L’armatura caratteriale funziona in maniera circolare, si caratterizza nel corso dell’infanzia in funzione dell’ambiente in cui vive l’individuo e contiene una specifica visione del mondo. Quando la persona è adulta proietta questa visione nella realtà del presente e osserva il mondo non come realmente è ma come appare attraverso il filtro della propria armatura. Per questo motivo, l’individuo si comporta in base a come vede la realtà e questo, a sua volta, induce la realtà e quindi gli altri, a rispondere in base al modo in cui viene trattata.
Lowen e i cinque caratteri?
Lowen (1985), propone cinque tipi caratteriali, dettati a loro volta da cinque differenti armature caratteriali a cui gli psicoterapeuti bioenergetici fanno riferimento per comprendere i pazienti anche nelle loro resistenze. Le corazze caratteriali, derivano dalla negazione dei principali bisogni e diritti nelle fasi precoci di vita di ogni persona (carattere schizoide, orale, psicopatico, masochista e rigido).

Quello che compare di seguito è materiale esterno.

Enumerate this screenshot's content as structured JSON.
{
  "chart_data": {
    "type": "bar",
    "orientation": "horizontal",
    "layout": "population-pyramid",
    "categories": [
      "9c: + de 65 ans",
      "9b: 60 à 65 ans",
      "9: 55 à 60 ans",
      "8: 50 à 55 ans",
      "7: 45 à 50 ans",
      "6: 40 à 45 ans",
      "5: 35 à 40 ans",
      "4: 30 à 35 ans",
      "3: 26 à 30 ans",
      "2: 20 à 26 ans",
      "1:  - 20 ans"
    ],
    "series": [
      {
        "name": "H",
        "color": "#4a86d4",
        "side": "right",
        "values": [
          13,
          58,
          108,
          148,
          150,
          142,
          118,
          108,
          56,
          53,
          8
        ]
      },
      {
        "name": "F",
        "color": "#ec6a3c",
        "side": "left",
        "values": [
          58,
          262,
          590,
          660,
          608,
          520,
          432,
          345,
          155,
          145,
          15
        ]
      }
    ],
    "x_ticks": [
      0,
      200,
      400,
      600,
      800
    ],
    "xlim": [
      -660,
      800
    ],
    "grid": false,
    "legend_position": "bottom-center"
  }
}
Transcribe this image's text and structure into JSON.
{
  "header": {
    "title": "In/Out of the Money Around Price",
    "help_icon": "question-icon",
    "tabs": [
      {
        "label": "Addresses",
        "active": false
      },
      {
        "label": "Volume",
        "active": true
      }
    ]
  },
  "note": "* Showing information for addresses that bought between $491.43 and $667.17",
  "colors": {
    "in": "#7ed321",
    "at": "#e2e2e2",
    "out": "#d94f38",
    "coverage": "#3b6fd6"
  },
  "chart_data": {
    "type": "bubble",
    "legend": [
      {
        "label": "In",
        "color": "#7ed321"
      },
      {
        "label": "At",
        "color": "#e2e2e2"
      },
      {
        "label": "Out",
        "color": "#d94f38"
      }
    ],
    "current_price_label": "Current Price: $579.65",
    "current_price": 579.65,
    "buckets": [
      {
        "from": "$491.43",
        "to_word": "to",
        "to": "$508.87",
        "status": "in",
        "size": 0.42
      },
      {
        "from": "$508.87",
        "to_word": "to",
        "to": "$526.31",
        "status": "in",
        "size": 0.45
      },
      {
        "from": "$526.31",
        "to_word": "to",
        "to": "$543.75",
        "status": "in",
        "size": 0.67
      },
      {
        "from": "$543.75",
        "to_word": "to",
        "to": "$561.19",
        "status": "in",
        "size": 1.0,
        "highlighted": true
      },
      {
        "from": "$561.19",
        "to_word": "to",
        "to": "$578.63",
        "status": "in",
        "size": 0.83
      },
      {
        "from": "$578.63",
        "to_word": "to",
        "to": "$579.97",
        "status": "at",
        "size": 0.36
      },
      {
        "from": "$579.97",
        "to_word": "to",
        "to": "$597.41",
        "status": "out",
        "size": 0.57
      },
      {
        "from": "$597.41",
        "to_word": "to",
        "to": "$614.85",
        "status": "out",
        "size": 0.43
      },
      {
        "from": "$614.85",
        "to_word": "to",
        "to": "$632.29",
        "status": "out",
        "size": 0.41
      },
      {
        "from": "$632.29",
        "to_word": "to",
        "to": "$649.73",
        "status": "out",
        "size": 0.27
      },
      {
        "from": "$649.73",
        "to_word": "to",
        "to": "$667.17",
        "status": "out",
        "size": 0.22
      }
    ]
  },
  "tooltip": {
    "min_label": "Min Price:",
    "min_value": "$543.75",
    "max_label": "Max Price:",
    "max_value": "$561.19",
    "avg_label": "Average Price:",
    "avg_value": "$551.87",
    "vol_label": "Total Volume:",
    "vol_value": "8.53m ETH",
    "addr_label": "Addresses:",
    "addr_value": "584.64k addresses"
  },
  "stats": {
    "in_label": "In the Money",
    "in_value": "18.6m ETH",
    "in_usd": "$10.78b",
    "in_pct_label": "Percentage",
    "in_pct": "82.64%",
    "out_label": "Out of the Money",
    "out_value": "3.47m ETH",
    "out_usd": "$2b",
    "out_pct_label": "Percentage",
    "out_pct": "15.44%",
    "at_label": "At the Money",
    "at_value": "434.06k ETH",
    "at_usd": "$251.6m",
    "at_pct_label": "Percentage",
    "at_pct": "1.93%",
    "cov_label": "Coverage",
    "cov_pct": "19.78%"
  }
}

Lo scopo dell’analisi bioenergetica, attraverso l’analisi del carattere, è quella di far sentire al paziente il suo carattere come formazione nevrotica che limita e interferisce nelle funzioni vitali dell’Io e ristabilire il libero movimento dell’energia del corpo, intervenendo in modo mirato sui blocchi emozionali/energetici presenti nel paziente e riscontrabili a tre livelli: psichico, emozionale e fisico (Lowen, 1985).